Preliminary figures from HSBC’s closely watched purchasing managers’ index (PMI), which gauges nationwide manufacturing activity, hit a five-month high of 49.5 last month, the British banking giant said in a statement.
A PMI reading above 50 indicates expansion, while a reading below 50 points to contraction.
Photo: EPA
HSBC said the reading, which was higher than the 48.2 that HSBC recorded last month, indicated that government measures to boost economic growth were working.
“That said, the below-50 July reading implied demand still remaining weak and employment under increasing pressure,” Qu Hongbin (屈宏斌), a Hong Kong-based economist with HSBC, said in the statement.

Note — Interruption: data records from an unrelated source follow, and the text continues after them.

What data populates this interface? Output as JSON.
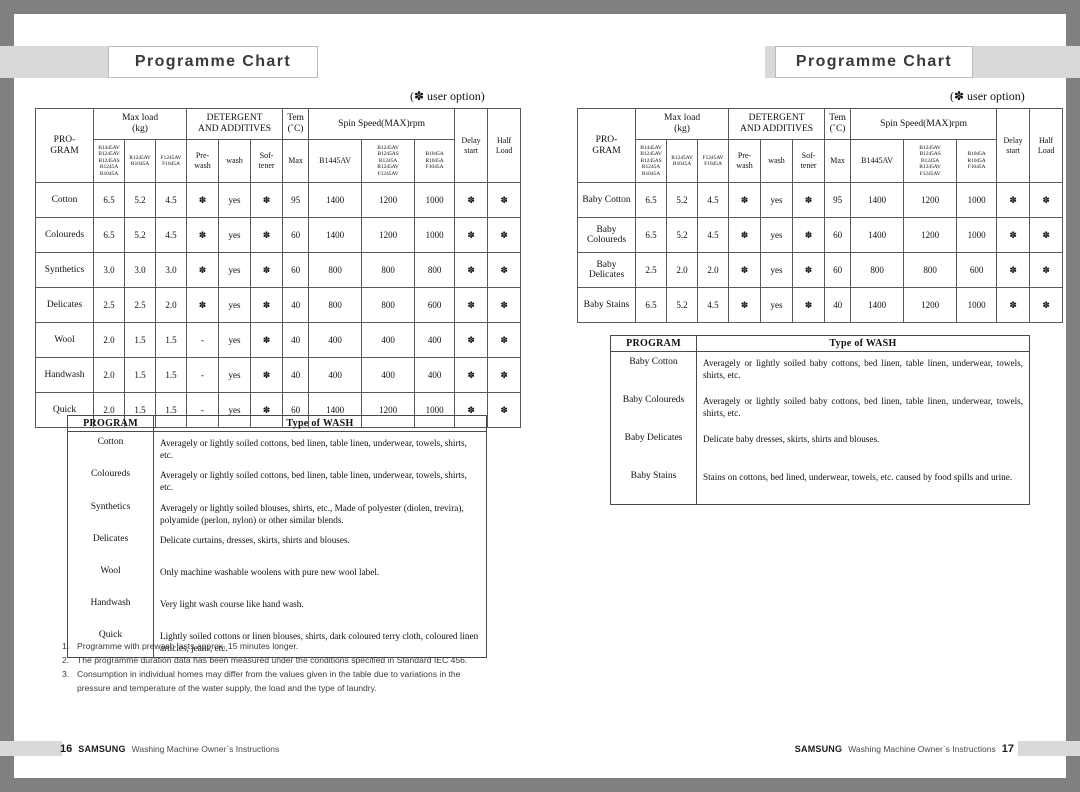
{
  "pages": {
    "left": {
      "title": "Programme Chart",
      "user_option_note": "(✽ user option)",
      "footer": {
        "page_number": "16",
        "brand": "SAMSUNG",
        "subtitle": "Washing Machine Owner`s Instructions"
      }
    },
    "right": {
      "title": "Programme Chart",
      "user_option_note": "(✽ user option)",
      "footer": {
        "page_number": "17",
        "brand": "SAMSUNG",
        "subtitle": "Washing Machine Owner`s Instructions"
      }
    }
  },
  "programme_table": {
    "headers": {
      "program": "PRO-\nGRAM",
      "program_line1": "PRO-",
      "program_line2": "GRAM",
      "max_load": "Max load",
      "max_load_unit": "(kg)",
      "detergent": "DETERGENT",
      "detergent2": "AND ADDITIVES",
      "tem": "Tem",
      "tem_unit": "(˚C)",
      "spin": "Spin Speed(MAX)rpm",
      "delay": "Delay",
      "delay2": "start",
      "half": "Half",
      "half2": "Load",
      "load_models_1": "B1445AV\nB1245AV\nB1245AS\nB1245A\nB1045A",
      "load_models_2": "R1245AV\nR1045A",
      "load_models_3": "F1245AV\nF1045A",
      "prewash": "Pre-\nwash",
      "wash": "wash",
      "softener": "Sof-\ntener",
      "max": "Max",
      "spin_models_1": "B1445AV",
      "spin_models_2": "B1245AV\nB1245AS\nB1245A\nR1245AV\nF1245AV",
      "spin_models_3": "B1045A\nR1045A\nF1045A"
    },
    "left_rows": [
      {
        "program": "Cotton",
        "load1": "6.5",
        "load2": "5.2",
        "load3": "4.5",
        "prewash": "✽",
        "wash": "yes",
        "softener": "✽",
        "temp": "95",
        "spin1": "1400",
        "spin2": "1200",
        "spin3": "1000",
        "delay": "✽",
        "half": "✽"
      },
      {
        "program": "Coloureds",
        "load1": "6.5",
        "load2": "5.2",
        "load3": "4.5",
        "prewash": "✽",
        "wash": "yes",
        "softener": "✽",
        "temp": "60",
        "spin1": "1400",
        "spin2": "1200",
        "spin3": "1000",
        "delay": "✽",
        "half": "✽"
      },
      {
        "program": "Synthetics",
        "load1": "3.0",
        "load2": "3.0",
        "load3": "3.0",
        "prewash": "✽",
        "wash": "yes",
        "softener": "✽",
        "temp": "60",
        "spin1": "800",
        "spin2": "800",
        "spin3": "800",
        "delay": "✽",
        "half": "✽"
      },
      {
        "program": "Delicates",
        "load1": "2.5",
        "load2": "2.5",
        "load3": "2.0",
        "prewash": "✽",
        "wash": "yes",
        "softener": "✽",
        "temp": "40",
        "spin1": "800",
        "spin2": "800",
        "spin3": "600",
        "delay": "✽",
        "half": "✽"
      },
      {
        "program": "Wool",
        "load1": "2.0",
        "load2": "1.5",
        "load3": "1.5",
        "prewash": "-",
        "wash": "yes",
        "softener": "✽",
        "temp": "40",
        "spin1": "400",
        "spin2": "400",
        "spin3": "400",
        "delay": "✽",
        "half": "✽"
      },
      {
        "program": "Handwash",
        "load1": "2.0",
        "load2": "1.5",
        "load3": "1.5",
        "prewash": "-",
        "wash": "yes",
        "softener": "✽",
        "temp": "40",
        "spin1": "400",
        "spin2": "400",
        "spin3": "400",
        "delay": "✽",
        "half": "✽"
      },
      {
        "program": "Quick",
        "load1": "2.0",
        "load2": "1.5",
        "load3": "1.5",
        "prewash": "-",
        "wash": "yes",
        "softener": "✽",
        "temp": "60",
        "spin1": "1400",
        "spin2": "1200",
        "spin3": "1000",
        "delay": "✽",
        "half": "✽"
      }
    ],
    "right_rows": [
      {
        "program": "Baby Cotton",
        "load1": "6.5",
        "load2": "5.2",
        "load3": "4.5",
        "prewash": "✽",
        "wash": "yes",
        "softener": "✽",
        "temp": "95",
        "spin1": "1400",
        "spin2": "1200",
        "spin3": "1000",
        "delay": "✽",
        "half": "✽"
      },
      {
        "program": "Baby\nColoureds",
        "load1": "6.5",
        "load2": "5.2",
        "load3": "4.5",
        "prewash": "✽",
        "wash": "yes",
        "softener": "✽",
        "temp": "60",
        "spin1": "1400",
        "spin2": "1200",
        "spin3": "1000",
        "delay": "✽",
        "half": "✽"
      },
      {
        "program": "Baby\nDelicates",
        "load1": "2.5",
        "load2": "2.0",
        "load3": "2.0",
        "prewash": "✽",
        "wash": "yes",
        "softener": "✽",
        "temp": "60",
        "spin1": "800",
        "spin2": "800",
        "spin3": "600",
        "delay": "✽",
        "half": "✽"
      },
      {
        "program": "Baby Stains",
        "load1": "6.5",
        "load2": "5.2",
        "load3": "4.5",
        "prewash": "✽",
        "wash": "yes",
        "softener": "✽",
        "temp": "40",
        "spin1": "1400",
        "spin2": "1200",
        "spin3": "1000",
        "delay": "✽",
        "half": "✽"
      }
    ]
  },
  "wash_table": {
    "header_program": "PROGRAM",
    "header_type": "Type of  WASH",
    "left_rows": [
      {
        "program": "Cotton",
        "desc": "Averagely or lightly soiled cottons, bed linen, table linen, underwear, towels, shirts, etc."
      },
      {
        "program": "Coloureds",
        "desc": "Averagely or lightly soiled cottons, bed linen, table linen, underwear, towels, shirts, etc."
      },
      {
        "program": "Synthetics",
        "desc": "Averagely or lightly soiled blouses, shirts, etc., Made of polyester (diolen, trevira), polyamide (perlon, nylon) or other similar blends."
      },
      {
        "program": "Delicates",
        "desc": "Delicate curtains, dresses, skirts, shirts and blouses."
      },
      {
        "program": "Wool",
        "desc": "Only machine washable woolens with pure new wool label."
      },
      {
        "program": "Handwash",
        "desc": "Very light wash course like hand wash."
      },
      {
        "program": "Quick",
        "desc": "Lightly soiled cottons or linen blouses, shirts, dark coloured terry cloth, coloured linen articles, jeans, etc."
      }
    ],
    "right_rows": [
      {
        "program": "Baby Cotton",
        "desc": "Averagely or lightly soiled baby cottons, bed linen, table linen, underwear, towels, shirts, etc."
      },
      {
        "program": "Baby Coloureds",
        "desc": "Averagely or lightly soiled baby cottons, bed linen, table linen, underwear, towels, shirts, etc."
      },
      {
        "program": "Baby Delicates",
        "desc": "Delicate baby dresses, skirts, shirts and blouses."
      },
      {
        "program": "Baby Stains",
        "desc": "Stains on cottons, bed lined, underwear, towels, etc. caused by food spills and urine."
      }
    ]
  },
  "notes": [
    {
      "num": "1.",
      "text": "Programme with prewash lasts approx. 15 minutes longer."
    },
    {
      "num": "2.",
      "text": "The programme duration data has been measured under the conditions specified in Standard IEC 456."
    },
    {
      "num": "3.",
      "text": "Consumption in individual homes may differ from the values given in the table due to variations in the pressure and temperature of the water supply, the load and the type of laundry."
    }
  ],
  "colors": {
    "frame_gray": "#808080",
    "banner_gray": "#d9d9d9",
    "text": "#101010"
  }
}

“This calls for more easing efforts to support growth and jobs,” he added.
China’s GDP fell to a more than three-year-low of 7.6 percent in the second quarter, prompting the central bank to take the rare step of slashing interest rates for the second time since early last month.
It has also cut the amount of money banks must keep in reserve, aimed at stimulating lending, three times since December.
Qu said falling inflation gave Beijing leeway to introduce more policies to bolster growth, with “meaningful improvement” of the world’s second-largest economy expected in the coming months.
China’s consumer price index, the main measure of inflation, slowed to 2.2 percent last month, its lowest level in 29 months, according to official data.
HSBC will issue the final reading of this month’s PMI on Aug. 1.
Separately, Australia’s central bank chief yesterday played down fears of a significant slowdown in key trading partner China.
Australian Reserve Bank Governor Glenn Stevens said China’s economy was cooling in line with Beijing’s plans and was consistent with annual growth in “the seven to eight percent range.”
“The recent data suggest that, so far, this is a normal cyclical slowing, not a sudden slump of the kind that occurred in late 2008,” he said.
“To be sure, that is a significant moderation from the growth in GDP of 10 percent or more that we have often seen in China in the past five to seven years. But not even China can grow that fast indefinitely,” Stevens said.
Earlier “breakneck” growth in China had stoked inflation, overheated property markets and led to a “good deal of poor lending,” he said, adding that moderation was preferable if it allowed sustainable growth in the long term.